Dave Yost speaks at the Ohio Republican Party event, Tuesday, Nov. 6, 2018, in Columbus, Ohio. Yost was elected as the next Ohio attorney general.
Tony Dejak
/
Associated Press
Attorney General Dave Yost speaks at a press conference in 2018.

Around 50 law enforcement agencies have arrested 177 people and found 109 survivors in what’s considered the largest human trafficking sting ever in Ohio.

Ohio Attorney General Dave Yost said Operation Autumn Hope brought in federal, state and local law enforcement to rescue survivors, recover missing kids, catch people seeking sex with minors – usually considered rape – and arresting men seeking to buy sex.

Yost says the problem is still a serious one, with traffickers moving through Ohio and what he calls homegrown operations.

“We’ve been doing these human trafficking stings for a while now, and yet, we don’t have any diminution of demand," Yost says.

Forty-five of the 109 survivors rescued were children. The operation did not include the recent indictment of former Portsmouth city councilmember Michael Mearan, who’s accused of 18 felony charges related to another human trafficking investigation.

Yost clarified that Operation Autumn Hope had nothing to do with QAnon, a baseless conspiracy theory involving pedophiles, celebrities and Satanism.
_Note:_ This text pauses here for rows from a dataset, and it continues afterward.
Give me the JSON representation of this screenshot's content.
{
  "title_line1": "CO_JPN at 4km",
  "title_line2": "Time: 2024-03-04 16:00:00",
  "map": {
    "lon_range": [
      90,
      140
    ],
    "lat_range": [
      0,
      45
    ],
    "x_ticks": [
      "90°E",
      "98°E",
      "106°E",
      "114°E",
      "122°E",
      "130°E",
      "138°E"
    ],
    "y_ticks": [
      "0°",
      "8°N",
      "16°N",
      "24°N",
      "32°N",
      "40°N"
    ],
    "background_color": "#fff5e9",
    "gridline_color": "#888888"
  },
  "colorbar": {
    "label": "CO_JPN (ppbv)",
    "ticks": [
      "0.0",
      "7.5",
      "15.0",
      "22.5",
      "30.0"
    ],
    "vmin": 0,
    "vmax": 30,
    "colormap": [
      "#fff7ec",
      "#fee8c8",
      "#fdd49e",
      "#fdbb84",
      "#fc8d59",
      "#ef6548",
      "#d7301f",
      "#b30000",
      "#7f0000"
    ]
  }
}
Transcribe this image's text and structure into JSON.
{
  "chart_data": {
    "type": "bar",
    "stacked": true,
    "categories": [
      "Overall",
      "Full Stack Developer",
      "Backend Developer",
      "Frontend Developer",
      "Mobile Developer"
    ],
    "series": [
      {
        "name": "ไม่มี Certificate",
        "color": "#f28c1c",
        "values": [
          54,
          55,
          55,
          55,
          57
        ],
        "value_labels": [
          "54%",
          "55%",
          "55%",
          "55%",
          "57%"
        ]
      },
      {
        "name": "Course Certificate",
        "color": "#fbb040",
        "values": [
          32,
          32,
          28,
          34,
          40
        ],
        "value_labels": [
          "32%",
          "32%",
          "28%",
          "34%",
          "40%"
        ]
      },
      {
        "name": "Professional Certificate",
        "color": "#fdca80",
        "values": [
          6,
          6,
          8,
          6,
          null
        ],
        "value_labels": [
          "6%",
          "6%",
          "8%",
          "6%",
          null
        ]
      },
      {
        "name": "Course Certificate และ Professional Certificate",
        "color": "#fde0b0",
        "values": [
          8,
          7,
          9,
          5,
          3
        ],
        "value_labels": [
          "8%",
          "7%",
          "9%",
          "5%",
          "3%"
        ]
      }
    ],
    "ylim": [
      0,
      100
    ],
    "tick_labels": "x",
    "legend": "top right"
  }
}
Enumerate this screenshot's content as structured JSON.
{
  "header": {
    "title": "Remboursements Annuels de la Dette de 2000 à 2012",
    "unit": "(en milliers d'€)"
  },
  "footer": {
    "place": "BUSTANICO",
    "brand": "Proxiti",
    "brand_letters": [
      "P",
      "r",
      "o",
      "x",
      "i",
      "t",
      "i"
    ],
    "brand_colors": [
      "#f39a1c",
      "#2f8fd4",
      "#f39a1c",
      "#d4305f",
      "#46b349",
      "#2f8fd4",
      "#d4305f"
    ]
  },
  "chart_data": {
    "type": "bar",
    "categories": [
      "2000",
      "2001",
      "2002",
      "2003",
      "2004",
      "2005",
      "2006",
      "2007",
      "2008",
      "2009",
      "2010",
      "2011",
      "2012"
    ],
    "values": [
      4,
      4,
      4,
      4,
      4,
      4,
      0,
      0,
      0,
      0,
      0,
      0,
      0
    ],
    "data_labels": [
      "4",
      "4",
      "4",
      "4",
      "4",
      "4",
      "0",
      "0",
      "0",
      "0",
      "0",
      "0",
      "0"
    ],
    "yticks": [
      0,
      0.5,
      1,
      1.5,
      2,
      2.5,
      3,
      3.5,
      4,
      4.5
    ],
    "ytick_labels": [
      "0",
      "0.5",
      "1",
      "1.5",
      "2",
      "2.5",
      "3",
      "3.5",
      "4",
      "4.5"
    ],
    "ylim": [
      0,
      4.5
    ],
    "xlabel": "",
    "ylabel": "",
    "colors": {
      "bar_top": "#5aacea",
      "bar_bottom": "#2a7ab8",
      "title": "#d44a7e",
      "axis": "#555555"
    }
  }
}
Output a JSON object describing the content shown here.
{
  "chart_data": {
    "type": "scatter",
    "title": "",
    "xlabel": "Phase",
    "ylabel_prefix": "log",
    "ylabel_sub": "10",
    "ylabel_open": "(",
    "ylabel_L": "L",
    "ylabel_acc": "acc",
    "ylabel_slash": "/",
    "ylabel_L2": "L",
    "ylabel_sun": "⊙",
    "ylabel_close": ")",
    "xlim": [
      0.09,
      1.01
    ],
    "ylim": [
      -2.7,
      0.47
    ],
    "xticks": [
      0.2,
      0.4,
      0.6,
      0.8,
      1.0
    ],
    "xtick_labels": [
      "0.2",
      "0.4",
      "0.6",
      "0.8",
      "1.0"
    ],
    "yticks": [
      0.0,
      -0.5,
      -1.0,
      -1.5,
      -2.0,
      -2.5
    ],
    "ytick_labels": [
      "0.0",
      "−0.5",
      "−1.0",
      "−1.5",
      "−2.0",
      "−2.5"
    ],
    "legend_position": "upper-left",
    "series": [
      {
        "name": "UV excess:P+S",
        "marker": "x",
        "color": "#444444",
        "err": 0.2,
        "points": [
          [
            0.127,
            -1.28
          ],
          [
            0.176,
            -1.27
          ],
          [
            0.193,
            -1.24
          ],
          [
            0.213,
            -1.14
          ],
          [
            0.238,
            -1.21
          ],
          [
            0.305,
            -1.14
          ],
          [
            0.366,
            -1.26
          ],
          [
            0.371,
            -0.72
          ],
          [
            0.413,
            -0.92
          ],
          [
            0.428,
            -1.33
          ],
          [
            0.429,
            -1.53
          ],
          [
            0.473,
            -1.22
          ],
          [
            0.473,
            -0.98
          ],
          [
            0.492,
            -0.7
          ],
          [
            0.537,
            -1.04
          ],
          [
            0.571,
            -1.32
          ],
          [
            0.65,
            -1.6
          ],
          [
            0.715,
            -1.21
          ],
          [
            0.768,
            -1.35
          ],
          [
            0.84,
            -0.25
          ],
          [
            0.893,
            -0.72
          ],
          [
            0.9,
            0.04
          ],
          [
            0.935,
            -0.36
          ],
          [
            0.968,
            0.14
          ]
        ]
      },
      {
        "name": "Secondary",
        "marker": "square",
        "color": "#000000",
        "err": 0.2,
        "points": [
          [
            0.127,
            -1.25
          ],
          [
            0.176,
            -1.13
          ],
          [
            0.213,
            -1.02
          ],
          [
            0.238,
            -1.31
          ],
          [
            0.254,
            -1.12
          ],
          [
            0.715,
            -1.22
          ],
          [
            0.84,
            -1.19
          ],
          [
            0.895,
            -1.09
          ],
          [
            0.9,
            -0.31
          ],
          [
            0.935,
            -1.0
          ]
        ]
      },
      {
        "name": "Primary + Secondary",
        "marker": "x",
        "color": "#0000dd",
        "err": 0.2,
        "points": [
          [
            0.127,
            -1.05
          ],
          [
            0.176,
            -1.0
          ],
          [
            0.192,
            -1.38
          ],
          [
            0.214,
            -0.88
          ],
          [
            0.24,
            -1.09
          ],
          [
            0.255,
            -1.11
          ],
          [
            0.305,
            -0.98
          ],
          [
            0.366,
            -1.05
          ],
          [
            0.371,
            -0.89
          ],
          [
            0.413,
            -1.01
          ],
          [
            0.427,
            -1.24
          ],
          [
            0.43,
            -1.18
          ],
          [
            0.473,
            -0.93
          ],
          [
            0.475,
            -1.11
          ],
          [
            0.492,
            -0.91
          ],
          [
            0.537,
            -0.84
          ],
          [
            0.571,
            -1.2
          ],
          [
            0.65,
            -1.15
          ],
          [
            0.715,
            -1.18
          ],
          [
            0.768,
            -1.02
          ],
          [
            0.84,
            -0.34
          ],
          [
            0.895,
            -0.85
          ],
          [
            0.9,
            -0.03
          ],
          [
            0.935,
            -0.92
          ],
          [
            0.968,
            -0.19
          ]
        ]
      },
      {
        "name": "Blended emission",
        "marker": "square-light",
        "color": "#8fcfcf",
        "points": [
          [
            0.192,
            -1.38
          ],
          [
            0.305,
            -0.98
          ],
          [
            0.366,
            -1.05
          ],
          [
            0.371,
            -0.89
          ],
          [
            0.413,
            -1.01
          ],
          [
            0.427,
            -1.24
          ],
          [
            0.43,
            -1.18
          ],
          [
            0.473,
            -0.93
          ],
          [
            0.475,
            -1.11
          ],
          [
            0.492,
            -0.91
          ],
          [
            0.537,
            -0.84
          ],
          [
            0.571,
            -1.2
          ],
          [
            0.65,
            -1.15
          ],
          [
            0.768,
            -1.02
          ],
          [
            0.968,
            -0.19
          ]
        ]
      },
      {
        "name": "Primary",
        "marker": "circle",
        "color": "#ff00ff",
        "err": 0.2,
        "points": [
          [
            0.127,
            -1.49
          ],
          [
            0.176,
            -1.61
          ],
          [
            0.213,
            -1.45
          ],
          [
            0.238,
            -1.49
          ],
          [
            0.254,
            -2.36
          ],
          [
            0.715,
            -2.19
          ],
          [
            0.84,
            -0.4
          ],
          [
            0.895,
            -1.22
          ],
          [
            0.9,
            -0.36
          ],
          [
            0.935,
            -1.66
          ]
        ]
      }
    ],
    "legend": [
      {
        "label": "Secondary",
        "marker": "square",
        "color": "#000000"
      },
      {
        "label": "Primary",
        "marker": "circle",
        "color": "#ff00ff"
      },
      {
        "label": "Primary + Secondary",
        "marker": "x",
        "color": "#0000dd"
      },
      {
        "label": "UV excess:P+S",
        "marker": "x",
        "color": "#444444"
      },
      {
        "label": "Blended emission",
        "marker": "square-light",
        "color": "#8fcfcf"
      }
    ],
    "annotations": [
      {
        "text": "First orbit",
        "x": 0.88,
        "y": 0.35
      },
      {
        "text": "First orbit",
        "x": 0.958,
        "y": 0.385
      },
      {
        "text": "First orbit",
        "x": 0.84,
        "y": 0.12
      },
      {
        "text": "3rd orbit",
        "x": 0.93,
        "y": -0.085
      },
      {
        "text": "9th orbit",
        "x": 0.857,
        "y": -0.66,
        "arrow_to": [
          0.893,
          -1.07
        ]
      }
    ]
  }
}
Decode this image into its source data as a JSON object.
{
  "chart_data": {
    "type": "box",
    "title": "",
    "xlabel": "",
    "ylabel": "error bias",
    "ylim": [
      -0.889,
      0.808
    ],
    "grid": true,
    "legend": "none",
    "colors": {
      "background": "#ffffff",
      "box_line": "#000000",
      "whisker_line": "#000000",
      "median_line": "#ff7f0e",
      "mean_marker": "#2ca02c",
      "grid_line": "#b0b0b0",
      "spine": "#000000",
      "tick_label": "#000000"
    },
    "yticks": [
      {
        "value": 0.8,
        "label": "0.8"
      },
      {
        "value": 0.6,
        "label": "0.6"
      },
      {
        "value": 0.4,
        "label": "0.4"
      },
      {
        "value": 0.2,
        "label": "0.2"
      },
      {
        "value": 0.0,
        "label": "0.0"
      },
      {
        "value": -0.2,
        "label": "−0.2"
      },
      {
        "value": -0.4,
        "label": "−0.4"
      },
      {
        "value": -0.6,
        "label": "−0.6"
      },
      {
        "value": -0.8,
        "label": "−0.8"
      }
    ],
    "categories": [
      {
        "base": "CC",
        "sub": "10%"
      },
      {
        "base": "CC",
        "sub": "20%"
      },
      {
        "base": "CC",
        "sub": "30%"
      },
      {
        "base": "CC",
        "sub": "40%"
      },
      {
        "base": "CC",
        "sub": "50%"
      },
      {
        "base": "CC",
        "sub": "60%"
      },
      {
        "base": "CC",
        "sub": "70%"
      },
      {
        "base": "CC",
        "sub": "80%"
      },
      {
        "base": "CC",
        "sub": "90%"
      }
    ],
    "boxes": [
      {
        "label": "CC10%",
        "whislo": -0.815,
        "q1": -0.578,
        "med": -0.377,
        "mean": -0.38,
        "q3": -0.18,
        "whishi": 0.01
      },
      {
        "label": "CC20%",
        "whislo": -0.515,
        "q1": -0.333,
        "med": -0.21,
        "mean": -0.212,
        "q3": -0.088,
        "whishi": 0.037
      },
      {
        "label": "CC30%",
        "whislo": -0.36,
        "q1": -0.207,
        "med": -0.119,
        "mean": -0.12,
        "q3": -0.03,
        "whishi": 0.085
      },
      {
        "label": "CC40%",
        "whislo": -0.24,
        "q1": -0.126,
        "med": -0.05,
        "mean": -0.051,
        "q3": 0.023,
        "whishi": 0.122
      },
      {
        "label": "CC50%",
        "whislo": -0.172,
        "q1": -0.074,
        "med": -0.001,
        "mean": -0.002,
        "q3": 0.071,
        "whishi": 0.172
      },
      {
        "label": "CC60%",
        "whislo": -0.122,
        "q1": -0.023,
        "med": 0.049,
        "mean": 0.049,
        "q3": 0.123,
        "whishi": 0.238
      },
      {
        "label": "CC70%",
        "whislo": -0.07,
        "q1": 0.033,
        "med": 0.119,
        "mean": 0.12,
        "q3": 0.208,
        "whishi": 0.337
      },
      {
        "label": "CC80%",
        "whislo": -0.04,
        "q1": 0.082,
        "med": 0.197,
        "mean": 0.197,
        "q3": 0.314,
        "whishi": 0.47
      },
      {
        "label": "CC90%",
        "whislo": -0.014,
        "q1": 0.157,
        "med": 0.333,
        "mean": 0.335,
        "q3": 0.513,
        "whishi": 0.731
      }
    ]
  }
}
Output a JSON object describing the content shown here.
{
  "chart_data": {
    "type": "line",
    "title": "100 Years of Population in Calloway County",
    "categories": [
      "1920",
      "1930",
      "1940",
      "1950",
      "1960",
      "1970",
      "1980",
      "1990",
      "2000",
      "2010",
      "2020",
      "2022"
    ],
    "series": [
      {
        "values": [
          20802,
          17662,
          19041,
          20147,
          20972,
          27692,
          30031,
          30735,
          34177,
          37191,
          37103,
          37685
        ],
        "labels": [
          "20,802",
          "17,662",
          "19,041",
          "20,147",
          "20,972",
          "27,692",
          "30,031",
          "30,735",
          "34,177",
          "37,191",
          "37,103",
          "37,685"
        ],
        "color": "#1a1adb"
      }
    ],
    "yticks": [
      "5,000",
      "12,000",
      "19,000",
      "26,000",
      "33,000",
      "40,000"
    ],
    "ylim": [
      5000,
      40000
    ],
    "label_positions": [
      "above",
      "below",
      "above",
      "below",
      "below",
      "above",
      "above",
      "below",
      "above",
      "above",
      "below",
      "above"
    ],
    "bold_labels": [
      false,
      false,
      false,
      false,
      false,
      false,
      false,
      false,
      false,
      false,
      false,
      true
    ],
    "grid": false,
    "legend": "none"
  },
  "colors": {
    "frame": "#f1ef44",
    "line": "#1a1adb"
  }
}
QAnon promoters, who strongly support President Trump, have also have been holding rallies and posting on social media under the banner of “save the children."

Yost says QAnon is “a conflation of miscellaneous facts and wild imagination” and that it’s unsupported and “doesn’t hold up under scrutiny.” He says he’s never been involved in an operation where QAnon interfered or played a role, and added that it's a hindrance.

“It’s simply that the flow of information, the reporting of observations can be skewed from the general public,” he said.

Other experts on human trafficking have said the hijacking of the concerns about missing and exploited children by QAnon could derail the work they’re doing.